– Скажите же ему сами, что вы его ждете в Марселе, и что он может быть уверен в вашем согласии.
– Я скажу ему об этом завтра.
Поднявшись из-за стола, я пошел повидать Аннет, которая обедала в комнате племянницы вместе с Марколиной – таково было имя венецианки. Я ее почти не узнал. Но это было не из-за ее платья, в котором не было ничего необычного, а из-за ее лица, которое удовольствие сделало в сотню раз более красивым. Веселость заступила место гнева, который всегда делает человека некрасивым, и нежность, порожденная удовлетворенностью, придала ее лицу вид амура. Мне показалось невозможным, чтобы существо, что я вижу, выдало моему брату, святому отцу, звонкую пощечину, которую я видел и слышал. Две новые подружки ели и смеялись, сами не зная над чем. Марколина говорила на венецианском жаргоне, и Аннет, ей в отместку, отвечала ей на генуэзском; но первый был очарователен, и вся Италия его понимала, в то время как второй более отличается от итальянского, чем швейцарский от немецкого. Я поздравил Марколину с ее довольным видом.

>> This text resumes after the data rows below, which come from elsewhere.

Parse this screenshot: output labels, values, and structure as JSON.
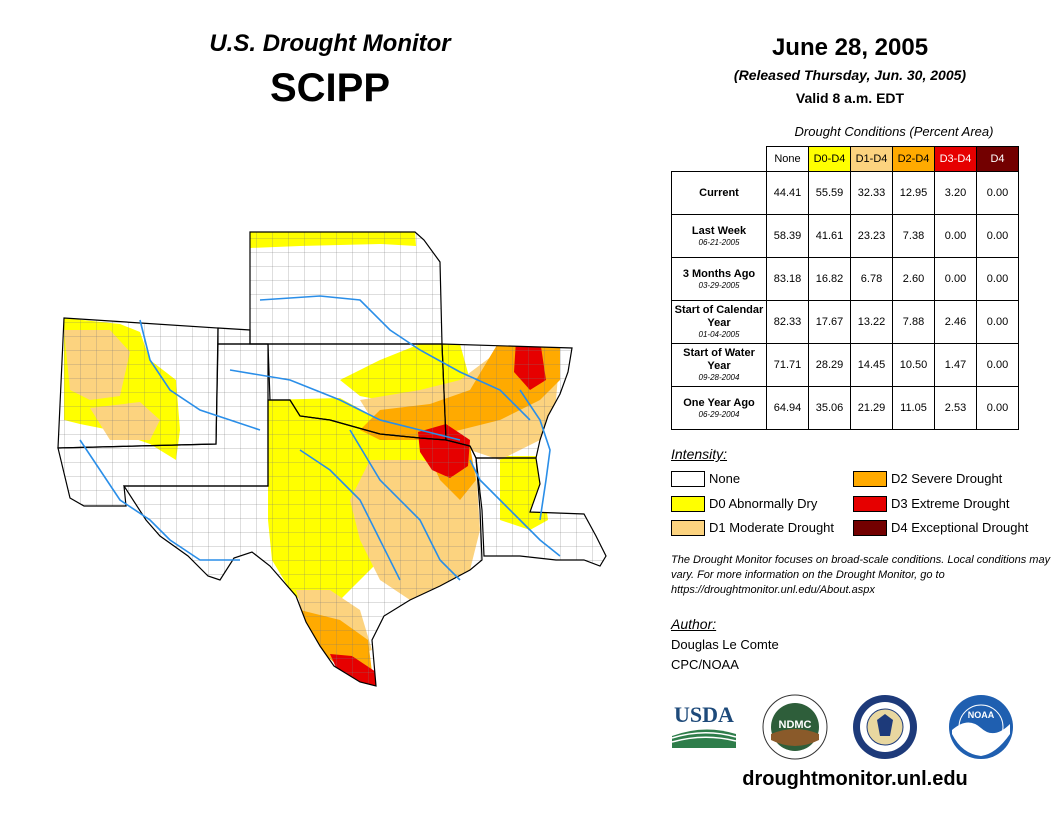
{
  "header": {
    "title": "U.S. Drought Monitor",
    "region": "SCIPP",
    "date": "June 28, 2005",
    "released": "(Released Thursday, Jun. 30, 2005)",
    "valid": "Valid 8 a.m. EDT"
  },
  "table": {
    "caption": "Drought Conditions (Percent Area)",
    "columns": [
      "None",
      "D0-D4",
      "D1-D4",
      "D2-D4",
      "D3-D4",
      "D4"
    ],
    "column_colors": [
      "#ffffff",
      "#ffff00",
      "#fcd37f",
      "#ffaa00",
      "#e60000",
      "#730000"
    ],
    "rows": [
      {
        "label": "Current",
        "sub": "",
        "values": [
          "44.41",
          "55.59",
          "32.33",
          "12.95",
          "3.20",
          "0.00"
        ]
      },
      {
        "label": "Last Week",
        "sub": "06-21-2005",
        "values": [
          "58.39",
          "41.61",
          "23.23",
          "7.38",
          "0.00",
          "0.00"
        ]
      },
      {
        "label": "3 Months Ago",
        "sub": "03-29-2005",
        "values": [
          "83.18",
          "16.82",
          "6.78",
          "2.60",
          "0.00",
          "0.00"
        ]
      },
      {
        "label": "Start of Calendar Year",
        "sub": "01-04-2005",
        "values": [
          "82.33",
          "17.67",
          "13.22",
          "7.88",
          "2.46",
          "0.00"
        ]
      },
      {
        "label": "Start of Water Year",
        "sub": "09-28-2004",
        "values": [
          "71.71",
          "28.29",
          "14.45",
          "10.50",
          "1.47",
          "0.00"
        ]
      },
      {
        "label": "One Year Ago",
        "sub": "06-29-2004",
        "values": [
          "64.94",
          "35.06",
          "21.29",
          "11.05",
          "2.53",
          "0.00"
        ]
      }
    ]
  },
  "legend": {
    "title": "Intensity:",
    "items": [
      {
        "label": "None",
        "color": "#ffffff"
      },
      {
        "label": "D0 Abnormally Dry",
        "color": "#ffff00"
      },
      {
        "label": "D1 Moderate Drought",
        "color": "#fcd37f"
      },
      {
        "label": "D2 Severe Drought",
        "color": "#ffaa00"
      },
      {
        "label": "D3 Extreme Drought",
        "color": "#e60000"
      },
      {
        "label": "D4 Exceptional Drought",
        "color": "#730000"
      }
    ]
  },
  "note": "The Drought Monitor focuses on broad-scale conditions. Local conditions may vary. For more information on the Drought Monitor, go to https://droughtmonitor.unl.edu/About.aspx",
  "author": {
    "title": "Author:",
    "name": "Douglas Le Comte",
    "org": "CPC/NOAA"
  },
  "logos": {
    "usda": "USDA",
    "ndmc": "NDMC",
    "noaa": "NOAA"
  },
  "website": "droughtmonitor.unl.edu"
}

– Я чувствую себя перешедшей из ада в рай.
– Вы и кажетесь мне похожей на ангела.
– А сегодня утром вы назвали меня дьяволом. Но вот вам белый ангел, о котором и не подозревали в Венеции.
– Теперь вы моя игрушка.
Пришла моя племянница и, видя меня веселым с этими девицами, уселась рядом со мной, чтобы получше изучить мое новое приобретение.
Она нашла ее вполне хорошенькой и, сказав ей об этом, подарила ей нежный поцелуй. Марколина, настоящая венецианка, спросила у нее без церемоний, кто она.
– Я племянница месье, который теперь отвозит меня ко мне в Марсель.